Ford may lose some auto-industry investors to GM's offering
Ford Motor Co. Executive Chairman Bill Ford said some investors may reduce their holdings in his company to buy shares in General Motors Co.’s initial public offering and spread their risk across the automobile industry.
“Some money will be rebalanced into GM, but look: our company and GM ultimately are going to succeed or not based upon performance,” Ford, 53, told reporters today at an event in Royal Oak, Michigan. “It doesn’t make any difference to me where our shares are or their shares are on any given day.”
GM, 61 percent owned by the U.S. Treasury, this week filed documents for a share sale that would cut the government’s stake and mark the automaker’s return to public markets a year after filing for bankruptcy. The offering may be as large as $16 billion, people familiar with the plans have said.
Ford fell 12 cents, or 1 percent, to $11.77 at 4:01 p.m. in New York Stock Exchange composite trading. The Dearborn, Michigan-based company’s shares gained 19 percent this year through yesterday.
Ford is talking to the United Auto Workers union in advance of 2011 negotiations, the chairman said today. While the automaker is “largely competitive” with GM and Chrysler Group LLC on labor costs, there are some areas where the companies aren’t at parity, said Ford, the great-grandson of the company’s founder.
Contract Changes
UAW members at Ford ratified contract changes in March 2009 that the automaker said would save $500 million annually, including giving up annual bonuses and cost-of-living increases and accepting reductions in layoff benefits.

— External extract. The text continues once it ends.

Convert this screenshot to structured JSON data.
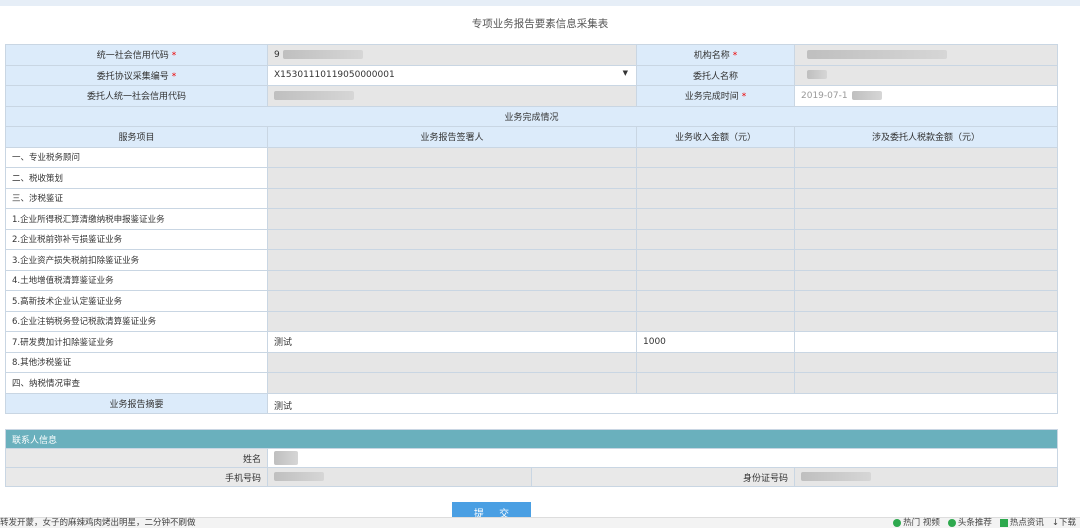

GM and Chrysler, before the bankruptcies of their predecessors, won a freeze on pay for entry-level workers and a no-strike accord until 2015.
“I’m confident that as we go through negotiations we’ll work it out,” Ford told the audience at the event. “Any negotiation is a big deal, but I feel very good about our relationship with the UAW.”
Ford avoided bankruptcy by borrowing $23 billion in late 2006, before credit markets froze. Chief Executive Officer Alan Mulally has said the borrowing left the company with obligations that now put it at a competitive disadvantage.
Ford’s earnings and cash flow have kept the company ahead of schedule repaying debt, the chairman said today.
The automaker earned $4.7 billion in the year’s first six months, the largest first-half profit since 1998. Sales of redesigned models such as the Taurus and Fusion sedans helped propel the automaker’s U.S. sales up 23 percent this year compared with an industrywide gain of 15 percent.